Transitioning out of the Disney empire seems to be hit-or-miss. For every relative success story like Miley Cyrus, you have Demi Lovato's emotional breakdown and rehab stay. And besides, it's not like Miley is a model citizen for her new social circles in Young Hollywood. The pattern seems to be that these squeaky-clean, desexualized tweens amp up the drugs, naughty photos, and DUIs as a way to distance themselves from their constricting, innocent pasts. Rarely does the Mouse House actually comment on its former stars' fuck-ups, which is why I was interested to see what Disney president Gary Marsh shared with The Hollywood Reporter.
Marsh has been in this biz longer than any of the current crop of Disney graduates have even been alive, and his six-year-old daughter fits squarely into his job's key demographic. So when he talks about how Disney has finally beaten Nickelodeon as the kids' number-one network (it only took 16 years) and is now considered, in food analogies, more "pizza" than "broccoli," you get the sense that he doesn't let some tabloid scandals faze him.
Pointing out that Disney is a launchpad for these fresh-faced kids, he says that it's when they get signed that the real work starts, to figure out their brand. Of course, the pressure to intersect with Disney in various ways — in crossover shows, albums and singing careers, video games — probably makes these post-pubescent kids feel like they have no identity. "It's incredibly demanding to be a 15-year-old kid and live your life in the public eye," Marsh admits. "At the end of the day, they're talented but they're regular teenagers and we're asking so much of them and it's nearly impossible to carry the weight of your fans on your shoulders."
What most surprised me about Marsh is what sounds like his emphasis on self-preservation. He says that while the network is obviously very involved in its stars' lives, "at the end of the day, it's the parents who really have to be parents. We give them all of the tools they might need, but the network is not responsible for raising their children." That's difficult to swallow when you have famewhores like Dina Lohan and (if the rumors are to be believed) Dianna Hart De La Garza pushing their kids into partying and working them to exhaustion. But whatever baggage you brought to the network, and whatever you carry beyond it once your show gets cancelled, is not Disney's problem.

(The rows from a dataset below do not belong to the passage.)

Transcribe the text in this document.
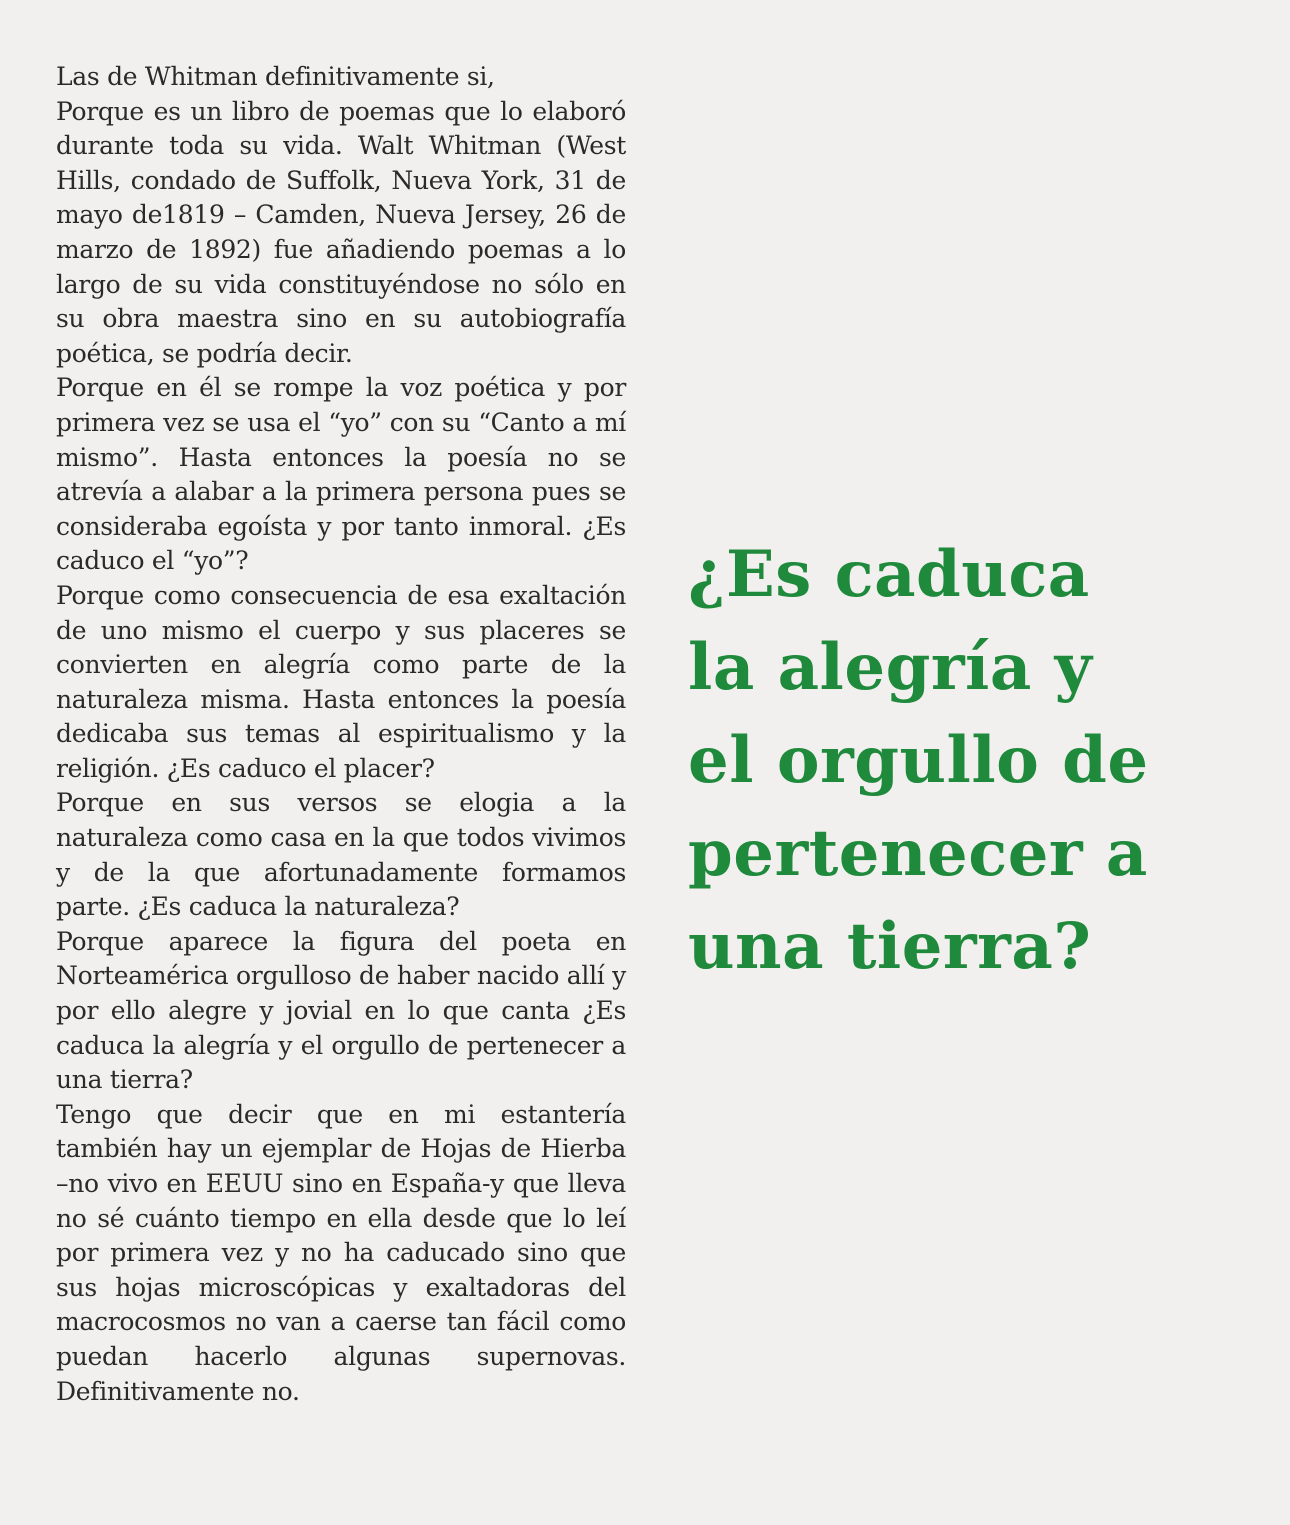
Las de Whitman definitivamente si,

Porque es un libro de poemas que lo elaboró durante toda su vida. Walt Whitman (West Hills, condado de Suffolk, Nueva York, 31 de mayo de1819 – Camden, Nueva Jersey, 26 de marzo de 1892) fue añadiendo poemas a lo largo de su vida constituyéndose no sólo en su obra maestra sino en su autobiografía poética, se podría decir.

Porque en él se rompe la voz poética y por primera vez se usa el “yo” con su “Canto a mí mismo”. Hasta entonces la poesía no se atrevía a alabar a la primera persona pues se consideraba egoísta y por tanto inmoral. ¿Es caduco el “yo”?

Porque como consecuencia de esa exaltación de uno mismo el cuerpo y sus placeres se convierten en alegría como parte de la naturaleza misma. Hasta entonces la poesía dedicaba sus temas al espiritualismo y la religión. ¿Es caduco el placer?

Porque en sus versos se elogia a la naturaleza como casa en la que todos vivimos y de la que afortunadamente formamos parte. ¿Es caduca la naturaleza?

Porque aparece la figura del poeta en Norteamérica orgulloso de haber nacido allí y por ello alegre y jovial en lo que canta ¿Es caduca la alegría y el orgullo de pertenecer a una tierra?

Tengo que decir que en mi estantería también hay un ejemplar de Hojas de Hierba –no vivo en EEUU sino en España-y que lleva no sé cuánto tiempo en ella desde que lo leí por primera vez y no ha caducado sino que sus hojas microscópicas y exaltadoras del macrocosmos no van a caerse tan fácil como puedan hacerlo algunas supernovas. Definitivamente no.

¿Es caduca
la alegría y
el orgullo de
pertenecer a
una tierra?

In case you think I'm putting words in his mouth, Marsh addresses dear Demi and her ongoing struggle with her eating disorder:
"Would our lives be easier if everyone was the perfect poster child? Of course. Do I know that's not a reality? I do. Someone like Demi is an unbelievably talented young woman who had some challenges in her life from before we met her and will probably have those challenges far into the future. It's not fair, if that's the right way to express it, to lay that at the feet of the network that discovered her."
As we learned from Demi's MTV documentary Stay Strong, the girl has had body issues since she was a child. Consider again that stars like Demi come to Disney to be molded when they're still impressionable teenagers who likely feel uncomfortable in their own skin and then are asked to broadcast this charismatic, branded persona. Should Disney take more blame for the ways in which their business model might have pushed kids or even warped them? I don't know.
What I definitely didn't expect to read about was Shia LaBeouf being among the more well-adjusted of the bunch. Marsh shares a sweet anecdote about how he wrote Shia's recommendation letter for college, only for the Even Stevens star to call him up and ask for advice whether he should take a random action movie called Transformers. Even though Marsh wasn't these kids' parents, he undoubtedly had just as powerful an effect on them.